Harford County Executive David Craig is concerned.
Just because the federal government struck a deal, he says that doesn't mean a bond rating can’t be decreased for the states and counties that take a lot of federal money.
With BRAC, Harford is one of those counties and has been placed on a watch list.
If Harford County's bond rating should fall, the government will have to make some tough choices.
"It's like if you went out to buy a car and you had a bad credit rating so your interest rate is higher so the price of the car is higher. So now you have to decide what you are you not going to buy because I can't afford to do that," said Craig.
Harford is staring at possibly paying more to borrow more, but it isn't buying cars, it buys police stations, schools and road projects.
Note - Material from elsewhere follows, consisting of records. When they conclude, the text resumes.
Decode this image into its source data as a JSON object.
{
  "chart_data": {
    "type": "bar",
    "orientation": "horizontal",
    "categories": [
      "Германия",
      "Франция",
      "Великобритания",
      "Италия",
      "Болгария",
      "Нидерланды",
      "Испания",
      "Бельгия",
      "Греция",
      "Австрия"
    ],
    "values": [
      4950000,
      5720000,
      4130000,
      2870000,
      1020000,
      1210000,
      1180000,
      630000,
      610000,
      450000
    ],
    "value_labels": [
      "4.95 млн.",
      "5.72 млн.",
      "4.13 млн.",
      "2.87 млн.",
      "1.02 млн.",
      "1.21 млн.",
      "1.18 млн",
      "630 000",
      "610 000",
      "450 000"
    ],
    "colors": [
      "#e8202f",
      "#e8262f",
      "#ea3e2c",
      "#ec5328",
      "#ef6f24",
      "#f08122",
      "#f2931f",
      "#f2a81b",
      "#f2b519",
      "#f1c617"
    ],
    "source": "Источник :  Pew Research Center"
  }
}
Public projects that could get the ax in tight budget years; cuts that bring a fairly confusing political fight to your main street.
"[Does that bother you?] Yes it does,” said Raynor. “We live in Baltimore County, I work in Harford County...it is definitely gonna trickle. I mean there is no question."
Hoping the fight over a ceiling doesn't knock fragile local economies to the floor.
Harford, Baltimore and Howard counties are all facing this same issue since all three get significant funding from the feds.
Harford County officials say they will meet with a bond council in New York this coming fall and explain they have a diverse economy and revenue hoping to convince bond raters not to lower the county's score.